Saturday, August 20, 2005
If you have feet … you really should treat yourself to a pair of Doc Martens. They are the best shoes made anywhere. I got my first pair in Covent Garden in London over a decade ago and wore them almost every day for six years. The shoes are just incredibly comfortable and durable.
I got an email this morning announcing that they’re currently having a 40% off sale (use coupon code DMFF4005 at checkout) to promote the redesign of their site, so I figured I’d share.
Wednesday, September 4, 2002
from A Man-child in Lotusland, at rebecca mead dot com
O‘Neal is one of the largest men alive. He wears size-22 basketball shoes, which are made for him by a company called Starter; they are all white and finished with a shiny gloss, reminiscent, in their sheen and size, of the hull of a luxury yacht. (When the Lakers’ equipment manager, a rotund man in the mid-five-foot range named Rudy Garciduenas, carries the shoes into the locker room before a game, he cradles them in gentle arms, as if he were the nursemaid of Otus and Ephialtes, the twin giant sons of Poseidon.) O’Neal’s cars must have their interiors ripped out and their seats moved back ten inches before he is able to drive them. (His most recent acquisition is a Ferrari Spider convertible, a birthday gift from his father that was, as he pointed out to reporters in the Lakers’ locker room one night, bought with his own earnings. O’Neal’s Spider has its top down permanently, since he’s too big for the convertible to convert.) O’Neal’s pants have an outside seam of four feet six and a half inches. He has never encountered a hotel-room showerhead that was high enough for him to stand under, an inconvenience for a man who spends months at a time on the road. When he speaks on a cell phone, he holds it in front of his mouth and talks into it as if it were a walkie-talkie, and then swivels it up to his ear to listen, as if the phone were a tiny planet making a quarter orbit around the sun of his enormous head.
Wednesday, June 14, 2000
The Airwalk site is pretty cool. I couldn’t find my new pair there (heh heh, “pair there”). This is the part I don’t get: WHY CAN I NOT BUY SHOES THERE?!? Damn, there are so many things I would BUY if some corporate fcuks would GET A CLUE and SELL ON-LINE!

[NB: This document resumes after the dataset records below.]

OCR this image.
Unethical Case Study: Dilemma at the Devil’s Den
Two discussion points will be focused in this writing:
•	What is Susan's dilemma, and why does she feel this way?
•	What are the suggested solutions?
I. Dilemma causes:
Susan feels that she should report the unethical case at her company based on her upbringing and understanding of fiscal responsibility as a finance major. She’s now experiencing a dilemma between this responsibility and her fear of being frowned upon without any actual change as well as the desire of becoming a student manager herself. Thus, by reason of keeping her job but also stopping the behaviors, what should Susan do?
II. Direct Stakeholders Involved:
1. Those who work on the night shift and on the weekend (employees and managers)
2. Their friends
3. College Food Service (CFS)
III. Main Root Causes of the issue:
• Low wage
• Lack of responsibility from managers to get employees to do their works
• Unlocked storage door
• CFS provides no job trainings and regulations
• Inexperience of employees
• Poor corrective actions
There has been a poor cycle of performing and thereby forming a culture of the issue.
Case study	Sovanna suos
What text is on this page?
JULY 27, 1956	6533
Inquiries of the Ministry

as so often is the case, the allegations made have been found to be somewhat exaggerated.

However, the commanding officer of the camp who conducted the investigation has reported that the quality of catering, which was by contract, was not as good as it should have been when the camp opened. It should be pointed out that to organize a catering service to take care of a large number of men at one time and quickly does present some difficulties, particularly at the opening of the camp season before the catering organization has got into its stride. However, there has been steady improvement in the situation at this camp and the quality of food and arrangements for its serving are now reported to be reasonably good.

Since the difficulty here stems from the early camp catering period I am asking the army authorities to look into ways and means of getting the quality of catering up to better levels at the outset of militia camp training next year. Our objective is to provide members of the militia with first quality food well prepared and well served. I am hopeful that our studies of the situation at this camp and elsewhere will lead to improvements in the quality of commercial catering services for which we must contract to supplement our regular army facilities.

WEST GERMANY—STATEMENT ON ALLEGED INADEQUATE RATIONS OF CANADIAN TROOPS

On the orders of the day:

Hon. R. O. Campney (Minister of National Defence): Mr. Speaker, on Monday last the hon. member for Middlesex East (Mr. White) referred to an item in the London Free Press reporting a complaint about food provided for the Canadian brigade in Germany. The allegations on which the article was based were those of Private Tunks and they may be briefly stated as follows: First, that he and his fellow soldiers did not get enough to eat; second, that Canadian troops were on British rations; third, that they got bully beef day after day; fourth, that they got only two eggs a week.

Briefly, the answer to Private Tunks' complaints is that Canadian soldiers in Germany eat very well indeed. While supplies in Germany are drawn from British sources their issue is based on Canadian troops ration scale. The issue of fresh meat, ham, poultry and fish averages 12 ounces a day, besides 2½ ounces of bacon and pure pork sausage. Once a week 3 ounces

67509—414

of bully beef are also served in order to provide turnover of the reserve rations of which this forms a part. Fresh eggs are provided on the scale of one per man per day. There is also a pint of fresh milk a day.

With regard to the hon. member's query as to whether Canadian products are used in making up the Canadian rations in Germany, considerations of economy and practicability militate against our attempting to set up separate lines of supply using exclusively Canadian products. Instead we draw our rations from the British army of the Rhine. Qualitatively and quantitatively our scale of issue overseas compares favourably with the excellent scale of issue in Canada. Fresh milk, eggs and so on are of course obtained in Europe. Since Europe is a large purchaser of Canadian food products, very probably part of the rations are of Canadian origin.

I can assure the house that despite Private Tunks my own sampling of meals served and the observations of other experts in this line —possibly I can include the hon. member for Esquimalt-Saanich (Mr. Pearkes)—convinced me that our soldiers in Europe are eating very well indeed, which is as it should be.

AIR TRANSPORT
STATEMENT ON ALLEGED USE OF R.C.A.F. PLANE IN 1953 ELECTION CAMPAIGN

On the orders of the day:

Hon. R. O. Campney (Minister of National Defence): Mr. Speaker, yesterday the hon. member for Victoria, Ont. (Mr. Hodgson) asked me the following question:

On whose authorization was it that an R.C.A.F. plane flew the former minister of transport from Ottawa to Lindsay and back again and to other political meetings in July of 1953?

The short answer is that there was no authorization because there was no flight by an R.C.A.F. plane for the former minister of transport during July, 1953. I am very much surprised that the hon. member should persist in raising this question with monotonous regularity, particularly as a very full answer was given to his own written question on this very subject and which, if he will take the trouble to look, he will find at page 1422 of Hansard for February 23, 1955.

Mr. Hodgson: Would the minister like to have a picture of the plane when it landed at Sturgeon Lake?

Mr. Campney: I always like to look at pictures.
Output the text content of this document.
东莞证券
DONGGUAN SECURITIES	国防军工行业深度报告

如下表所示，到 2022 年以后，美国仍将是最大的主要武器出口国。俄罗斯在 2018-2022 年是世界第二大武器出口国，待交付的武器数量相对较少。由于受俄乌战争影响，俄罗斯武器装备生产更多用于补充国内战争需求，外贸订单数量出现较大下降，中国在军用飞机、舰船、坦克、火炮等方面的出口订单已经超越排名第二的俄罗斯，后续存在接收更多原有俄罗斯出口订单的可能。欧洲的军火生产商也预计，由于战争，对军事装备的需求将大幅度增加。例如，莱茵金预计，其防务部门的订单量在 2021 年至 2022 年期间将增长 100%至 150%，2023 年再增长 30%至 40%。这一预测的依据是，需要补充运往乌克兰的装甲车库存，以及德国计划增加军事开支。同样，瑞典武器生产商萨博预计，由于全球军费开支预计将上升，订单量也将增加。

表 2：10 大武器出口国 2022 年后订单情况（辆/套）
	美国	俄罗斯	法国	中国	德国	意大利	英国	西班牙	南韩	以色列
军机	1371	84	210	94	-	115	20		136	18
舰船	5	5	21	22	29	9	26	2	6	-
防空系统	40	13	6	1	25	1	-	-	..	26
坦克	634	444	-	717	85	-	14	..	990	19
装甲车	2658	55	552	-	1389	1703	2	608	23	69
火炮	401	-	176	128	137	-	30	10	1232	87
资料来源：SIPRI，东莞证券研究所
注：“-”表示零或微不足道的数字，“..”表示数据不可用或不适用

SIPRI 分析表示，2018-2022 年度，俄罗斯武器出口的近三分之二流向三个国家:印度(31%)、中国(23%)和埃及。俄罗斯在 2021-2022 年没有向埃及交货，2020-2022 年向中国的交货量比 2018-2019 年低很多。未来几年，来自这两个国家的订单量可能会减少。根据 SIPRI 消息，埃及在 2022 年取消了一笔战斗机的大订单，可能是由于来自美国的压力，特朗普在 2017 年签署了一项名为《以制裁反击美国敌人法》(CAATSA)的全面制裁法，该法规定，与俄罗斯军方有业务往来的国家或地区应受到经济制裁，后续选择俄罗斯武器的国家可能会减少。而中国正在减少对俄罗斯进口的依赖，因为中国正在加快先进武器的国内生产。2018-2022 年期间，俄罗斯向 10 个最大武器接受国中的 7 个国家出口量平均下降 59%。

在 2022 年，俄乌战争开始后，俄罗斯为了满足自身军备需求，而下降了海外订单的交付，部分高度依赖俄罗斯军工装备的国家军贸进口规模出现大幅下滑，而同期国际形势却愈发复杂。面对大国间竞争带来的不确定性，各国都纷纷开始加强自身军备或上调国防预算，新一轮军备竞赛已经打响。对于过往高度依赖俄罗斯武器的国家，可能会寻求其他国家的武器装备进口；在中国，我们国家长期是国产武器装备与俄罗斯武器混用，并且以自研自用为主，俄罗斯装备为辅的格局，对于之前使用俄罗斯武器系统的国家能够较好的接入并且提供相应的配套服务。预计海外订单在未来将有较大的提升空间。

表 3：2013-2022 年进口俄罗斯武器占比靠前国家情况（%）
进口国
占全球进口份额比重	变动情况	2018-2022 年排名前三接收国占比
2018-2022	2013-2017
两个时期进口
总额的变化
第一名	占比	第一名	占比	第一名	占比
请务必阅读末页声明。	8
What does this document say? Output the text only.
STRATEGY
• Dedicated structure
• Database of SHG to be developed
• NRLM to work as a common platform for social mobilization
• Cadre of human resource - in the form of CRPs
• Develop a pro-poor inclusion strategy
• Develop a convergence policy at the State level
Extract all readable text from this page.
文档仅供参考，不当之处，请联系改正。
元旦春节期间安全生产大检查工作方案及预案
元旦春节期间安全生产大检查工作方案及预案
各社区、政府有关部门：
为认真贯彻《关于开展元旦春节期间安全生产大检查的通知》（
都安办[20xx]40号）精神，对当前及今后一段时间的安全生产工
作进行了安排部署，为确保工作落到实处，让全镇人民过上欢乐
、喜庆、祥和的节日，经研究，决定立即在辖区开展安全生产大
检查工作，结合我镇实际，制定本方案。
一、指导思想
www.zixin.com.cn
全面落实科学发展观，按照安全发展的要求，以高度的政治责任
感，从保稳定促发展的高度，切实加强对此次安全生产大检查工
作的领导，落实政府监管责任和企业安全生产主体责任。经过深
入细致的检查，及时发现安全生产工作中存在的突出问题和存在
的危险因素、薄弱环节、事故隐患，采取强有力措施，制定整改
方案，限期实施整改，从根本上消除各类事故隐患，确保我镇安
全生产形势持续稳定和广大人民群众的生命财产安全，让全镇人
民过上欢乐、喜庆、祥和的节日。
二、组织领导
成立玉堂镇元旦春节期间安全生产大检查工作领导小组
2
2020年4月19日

Why can I not buy shoes there?!
Am I the only one that gets aggravated when I find something that I want to buy and the company thinks it is very helpful by telling me what STORE I can visit to buy it?! What the hell?! Look, if I go to your website it’s for one of two reasons:
- your product is broken or I can’t get it to work (and for the love of beer you better have a faq or something that tells me how to fix it) or
- I WANT TO BUY ONE
Do you really think I am cruising the ‘net looking for a picture of how cool your product is? Duh! I know it’s cool and I WANT ONE or else I wouldn’t be going to your site in the first place! Aaaarrrggghhhh!
Although, to be fair, sometimes I go to your site because I am considering buying your product. But if that’s the case then don’t you want to LET ME BUY IT while I’m there?! That would be a huge checkmark in the “Yes, I think I will buy this” column, dontcha think?!?!